The idea that he is sitting at home and planning a move to Paris or Manchester severely juxtaposes that very characteristic; the one that Messi has continuously displayed from the moment he first kicked a football as a child.
Especially given the barriers to such a move.
Lionel Messi is Argentine; he speaks Spanish, and almost certainly learnt to speak Catalan having moved to Barcelona over a decade ago. His grasp of English is limited at very best, while his knowledge of French is probably non-existent. Moving to another country, and moving to either Manchester City or Paris Saint-Germain would necessitate learning an entirely new language.
Given that a supposed key reason behind his departure would be the disconnect he feels with the club and the fans, it’s difficult to imagine Messi feeling any different in Paris or in England. At least initially anyway. And again, the concept of learning a new language is an unnecessary and entirely uncharacteristic distraction ahead of the World Cup.
So too is the prospect of uprooting his entire family. His father, his girlfriend, his child; all live in Barcelona with him. How would they feel about moving to a decidedly different culture? The prospect is unlikely to be appealing to say the very least – which is especially true where Manchester is concerned.

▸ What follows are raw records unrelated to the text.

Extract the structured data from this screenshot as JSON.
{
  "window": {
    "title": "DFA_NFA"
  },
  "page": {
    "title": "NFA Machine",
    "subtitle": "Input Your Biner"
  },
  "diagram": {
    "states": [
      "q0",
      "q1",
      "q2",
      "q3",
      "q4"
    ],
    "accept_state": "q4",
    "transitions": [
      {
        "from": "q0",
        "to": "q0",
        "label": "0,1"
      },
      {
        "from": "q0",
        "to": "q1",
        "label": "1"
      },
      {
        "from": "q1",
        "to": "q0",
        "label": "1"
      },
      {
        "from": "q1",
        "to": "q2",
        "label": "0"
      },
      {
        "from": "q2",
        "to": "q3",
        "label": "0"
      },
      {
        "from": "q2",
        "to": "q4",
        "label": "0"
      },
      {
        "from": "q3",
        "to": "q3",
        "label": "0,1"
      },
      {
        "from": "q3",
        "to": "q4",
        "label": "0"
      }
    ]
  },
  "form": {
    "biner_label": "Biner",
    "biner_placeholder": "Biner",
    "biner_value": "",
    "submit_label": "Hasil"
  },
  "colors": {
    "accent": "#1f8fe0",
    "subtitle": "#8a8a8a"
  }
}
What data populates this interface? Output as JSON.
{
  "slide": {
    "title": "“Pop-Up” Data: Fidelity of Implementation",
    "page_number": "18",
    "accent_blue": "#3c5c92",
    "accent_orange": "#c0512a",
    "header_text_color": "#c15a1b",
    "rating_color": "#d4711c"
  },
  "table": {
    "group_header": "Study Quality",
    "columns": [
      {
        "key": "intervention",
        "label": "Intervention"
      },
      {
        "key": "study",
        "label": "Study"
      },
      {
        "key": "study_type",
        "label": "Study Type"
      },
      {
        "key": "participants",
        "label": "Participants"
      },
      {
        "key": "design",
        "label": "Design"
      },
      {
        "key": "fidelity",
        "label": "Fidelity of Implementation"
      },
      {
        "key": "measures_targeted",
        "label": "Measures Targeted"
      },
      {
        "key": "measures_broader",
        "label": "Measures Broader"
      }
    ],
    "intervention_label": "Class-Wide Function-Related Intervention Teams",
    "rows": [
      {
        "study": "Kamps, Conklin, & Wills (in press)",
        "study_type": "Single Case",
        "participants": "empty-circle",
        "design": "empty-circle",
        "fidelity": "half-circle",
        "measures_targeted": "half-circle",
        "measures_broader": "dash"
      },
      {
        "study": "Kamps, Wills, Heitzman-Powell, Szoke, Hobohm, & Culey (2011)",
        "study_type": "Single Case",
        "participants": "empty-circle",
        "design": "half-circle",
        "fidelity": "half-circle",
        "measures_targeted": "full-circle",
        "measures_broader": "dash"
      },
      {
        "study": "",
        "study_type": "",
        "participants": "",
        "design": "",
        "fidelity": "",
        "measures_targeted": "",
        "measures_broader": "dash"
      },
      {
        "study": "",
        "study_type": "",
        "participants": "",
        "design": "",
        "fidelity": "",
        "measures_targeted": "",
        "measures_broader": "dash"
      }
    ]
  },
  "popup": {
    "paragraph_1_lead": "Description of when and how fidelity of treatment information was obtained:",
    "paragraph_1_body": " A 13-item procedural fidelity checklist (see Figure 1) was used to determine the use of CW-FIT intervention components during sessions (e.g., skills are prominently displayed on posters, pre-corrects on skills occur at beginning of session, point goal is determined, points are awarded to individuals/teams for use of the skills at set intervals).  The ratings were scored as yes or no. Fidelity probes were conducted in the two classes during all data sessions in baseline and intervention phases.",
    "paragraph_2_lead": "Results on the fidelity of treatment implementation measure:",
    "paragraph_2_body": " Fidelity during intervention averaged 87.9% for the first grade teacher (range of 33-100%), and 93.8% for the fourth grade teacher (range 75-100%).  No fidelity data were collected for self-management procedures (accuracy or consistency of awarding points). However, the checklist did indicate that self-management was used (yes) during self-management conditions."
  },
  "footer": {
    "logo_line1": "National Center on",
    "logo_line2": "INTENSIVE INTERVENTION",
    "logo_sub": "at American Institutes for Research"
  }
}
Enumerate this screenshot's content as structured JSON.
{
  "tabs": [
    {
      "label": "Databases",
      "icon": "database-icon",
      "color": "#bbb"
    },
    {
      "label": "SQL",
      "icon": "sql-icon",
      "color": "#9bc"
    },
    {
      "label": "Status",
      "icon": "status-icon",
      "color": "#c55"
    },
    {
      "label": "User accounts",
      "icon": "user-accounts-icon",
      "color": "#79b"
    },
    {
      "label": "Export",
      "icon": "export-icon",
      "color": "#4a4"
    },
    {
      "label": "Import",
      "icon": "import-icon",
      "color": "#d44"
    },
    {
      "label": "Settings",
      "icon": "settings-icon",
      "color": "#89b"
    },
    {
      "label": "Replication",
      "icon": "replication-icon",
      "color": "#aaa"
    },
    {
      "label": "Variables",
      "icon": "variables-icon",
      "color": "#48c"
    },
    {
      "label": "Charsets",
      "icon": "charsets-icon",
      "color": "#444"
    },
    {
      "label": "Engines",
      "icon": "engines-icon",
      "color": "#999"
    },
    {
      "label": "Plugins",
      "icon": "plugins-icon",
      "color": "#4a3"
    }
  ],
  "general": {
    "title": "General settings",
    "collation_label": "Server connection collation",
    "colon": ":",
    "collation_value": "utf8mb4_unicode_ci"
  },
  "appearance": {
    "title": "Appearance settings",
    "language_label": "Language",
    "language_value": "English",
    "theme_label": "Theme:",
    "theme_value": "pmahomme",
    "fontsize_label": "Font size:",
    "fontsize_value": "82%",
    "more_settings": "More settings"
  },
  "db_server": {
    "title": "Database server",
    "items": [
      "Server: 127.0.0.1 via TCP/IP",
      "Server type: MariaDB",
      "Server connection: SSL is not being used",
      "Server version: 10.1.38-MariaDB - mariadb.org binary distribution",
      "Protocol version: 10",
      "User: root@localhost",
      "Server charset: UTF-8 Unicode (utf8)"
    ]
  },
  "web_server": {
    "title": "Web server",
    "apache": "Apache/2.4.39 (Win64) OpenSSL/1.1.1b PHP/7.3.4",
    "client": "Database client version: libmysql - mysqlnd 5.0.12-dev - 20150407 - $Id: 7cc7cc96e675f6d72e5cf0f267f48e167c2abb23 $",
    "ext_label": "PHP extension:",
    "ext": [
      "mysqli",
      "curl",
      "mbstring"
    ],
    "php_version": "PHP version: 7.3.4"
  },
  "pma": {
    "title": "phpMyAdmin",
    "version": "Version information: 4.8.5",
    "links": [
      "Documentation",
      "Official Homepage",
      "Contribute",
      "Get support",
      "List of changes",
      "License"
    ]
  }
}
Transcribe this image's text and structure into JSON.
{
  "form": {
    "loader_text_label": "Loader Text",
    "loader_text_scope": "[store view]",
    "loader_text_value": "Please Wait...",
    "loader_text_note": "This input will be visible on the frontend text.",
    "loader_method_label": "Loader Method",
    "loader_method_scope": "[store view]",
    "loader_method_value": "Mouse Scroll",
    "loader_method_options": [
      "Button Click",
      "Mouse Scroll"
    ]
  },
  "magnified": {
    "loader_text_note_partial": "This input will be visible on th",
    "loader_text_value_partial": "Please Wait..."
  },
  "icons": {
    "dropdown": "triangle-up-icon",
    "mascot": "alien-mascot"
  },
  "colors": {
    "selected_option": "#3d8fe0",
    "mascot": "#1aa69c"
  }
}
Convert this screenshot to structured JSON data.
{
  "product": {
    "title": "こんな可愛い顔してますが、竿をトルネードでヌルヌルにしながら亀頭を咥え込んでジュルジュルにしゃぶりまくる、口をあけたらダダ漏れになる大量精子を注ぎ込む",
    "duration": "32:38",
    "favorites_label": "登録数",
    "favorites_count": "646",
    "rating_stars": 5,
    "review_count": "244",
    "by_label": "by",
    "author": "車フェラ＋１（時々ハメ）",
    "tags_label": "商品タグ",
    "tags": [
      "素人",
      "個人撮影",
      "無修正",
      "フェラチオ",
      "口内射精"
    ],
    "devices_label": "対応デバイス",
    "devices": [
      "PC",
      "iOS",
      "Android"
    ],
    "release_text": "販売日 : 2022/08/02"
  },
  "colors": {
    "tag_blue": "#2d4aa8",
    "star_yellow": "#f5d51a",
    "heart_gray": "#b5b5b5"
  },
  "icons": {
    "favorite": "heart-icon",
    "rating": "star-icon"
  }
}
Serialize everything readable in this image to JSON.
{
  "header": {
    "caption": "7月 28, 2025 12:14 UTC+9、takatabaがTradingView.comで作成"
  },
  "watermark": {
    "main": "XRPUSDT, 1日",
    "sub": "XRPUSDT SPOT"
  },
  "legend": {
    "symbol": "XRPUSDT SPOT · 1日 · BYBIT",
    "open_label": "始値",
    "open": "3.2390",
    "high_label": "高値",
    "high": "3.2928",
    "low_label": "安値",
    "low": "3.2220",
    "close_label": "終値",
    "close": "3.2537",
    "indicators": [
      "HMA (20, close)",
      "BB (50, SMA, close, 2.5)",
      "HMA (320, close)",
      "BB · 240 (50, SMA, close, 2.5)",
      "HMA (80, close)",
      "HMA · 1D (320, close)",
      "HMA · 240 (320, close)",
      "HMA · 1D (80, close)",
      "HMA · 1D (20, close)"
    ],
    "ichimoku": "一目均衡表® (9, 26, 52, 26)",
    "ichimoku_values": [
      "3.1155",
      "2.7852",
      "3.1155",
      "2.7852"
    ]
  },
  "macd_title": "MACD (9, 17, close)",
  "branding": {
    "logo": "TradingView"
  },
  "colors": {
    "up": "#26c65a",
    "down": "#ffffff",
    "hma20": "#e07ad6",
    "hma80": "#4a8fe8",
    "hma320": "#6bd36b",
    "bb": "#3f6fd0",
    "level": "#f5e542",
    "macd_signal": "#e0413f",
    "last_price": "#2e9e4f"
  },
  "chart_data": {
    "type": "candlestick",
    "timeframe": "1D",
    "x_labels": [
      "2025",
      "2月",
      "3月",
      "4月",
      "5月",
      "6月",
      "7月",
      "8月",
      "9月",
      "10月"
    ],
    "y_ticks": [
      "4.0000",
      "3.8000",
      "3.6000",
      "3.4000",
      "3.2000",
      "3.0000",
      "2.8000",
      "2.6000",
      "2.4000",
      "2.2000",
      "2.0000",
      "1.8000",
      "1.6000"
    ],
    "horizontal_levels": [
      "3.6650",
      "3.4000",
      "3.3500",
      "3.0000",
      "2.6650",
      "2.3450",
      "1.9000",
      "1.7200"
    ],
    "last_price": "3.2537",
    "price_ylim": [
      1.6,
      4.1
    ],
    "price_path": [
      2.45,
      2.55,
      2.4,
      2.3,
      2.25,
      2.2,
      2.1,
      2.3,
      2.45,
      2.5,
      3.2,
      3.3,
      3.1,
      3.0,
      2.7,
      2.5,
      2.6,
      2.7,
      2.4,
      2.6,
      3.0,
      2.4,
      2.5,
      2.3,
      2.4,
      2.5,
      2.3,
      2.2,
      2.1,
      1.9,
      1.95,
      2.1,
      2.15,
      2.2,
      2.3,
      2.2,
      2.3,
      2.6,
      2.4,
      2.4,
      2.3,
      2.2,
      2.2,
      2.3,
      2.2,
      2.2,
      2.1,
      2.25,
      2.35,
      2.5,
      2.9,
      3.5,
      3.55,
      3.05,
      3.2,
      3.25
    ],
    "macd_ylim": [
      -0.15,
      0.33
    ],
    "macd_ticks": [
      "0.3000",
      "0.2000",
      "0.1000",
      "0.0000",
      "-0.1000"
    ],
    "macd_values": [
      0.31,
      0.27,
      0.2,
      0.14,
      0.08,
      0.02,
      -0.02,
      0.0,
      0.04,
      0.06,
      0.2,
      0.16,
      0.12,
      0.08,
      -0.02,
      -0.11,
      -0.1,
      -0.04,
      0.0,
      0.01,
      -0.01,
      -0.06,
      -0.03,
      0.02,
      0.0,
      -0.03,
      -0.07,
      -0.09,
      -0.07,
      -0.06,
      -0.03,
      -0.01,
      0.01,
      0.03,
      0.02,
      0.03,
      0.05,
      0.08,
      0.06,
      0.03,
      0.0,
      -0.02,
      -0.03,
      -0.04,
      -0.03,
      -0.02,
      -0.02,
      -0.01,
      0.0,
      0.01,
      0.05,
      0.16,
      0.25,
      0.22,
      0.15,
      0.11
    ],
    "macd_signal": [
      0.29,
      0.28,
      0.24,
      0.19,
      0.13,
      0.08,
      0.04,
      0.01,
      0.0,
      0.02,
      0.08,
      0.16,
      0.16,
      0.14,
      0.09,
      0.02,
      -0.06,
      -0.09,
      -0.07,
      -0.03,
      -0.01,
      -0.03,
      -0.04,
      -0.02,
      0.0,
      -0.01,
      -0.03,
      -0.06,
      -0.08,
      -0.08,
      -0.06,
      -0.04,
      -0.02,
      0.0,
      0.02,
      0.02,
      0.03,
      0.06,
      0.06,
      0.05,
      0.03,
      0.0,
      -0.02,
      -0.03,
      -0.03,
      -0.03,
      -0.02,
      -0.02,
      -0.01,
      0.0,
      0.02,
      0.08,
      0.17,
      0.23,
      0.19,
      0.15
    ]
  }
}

I don’t doubt his ability to socialise and fit in anywhere, but Messi is widely regarded as a shy individual; leaving his lifelong friends and teammates again seems out of character. For a believable rumour, it seems slightly odd that we have to disregard practically everything we know, or think we know about Lionel Messi.
After all, the onus would be on Messi to force the move, particularly with Barcelona currently facing a transfer ban. Assuming the Blaugrana can still sell players, it’s malicious and baseless to even hint that the board would consider a sale without an opportunity to purchase a replacement.
But, once the rumour starts, the other outlets will become aware, and to stay competitive, they too must report on the story. It’s either that, or run the risk that readers will look elsewhere – and in doing so, the rumour ironically gains momentum. With each new report, each rewritten article, the rumour supposedly gains credibility – it’s a self-sustaining cycle.
Unfortunately, there are no signs that change is on its way. Informative, value-add journalism will remain a niche area; even if it gains ground, it will remain buried beneath the theatre of mainstream journalism, suffocated by meaningless gossip and denigrated by association.
Until change does come, do yourself a favour. Be smart: don’t believe everything you read.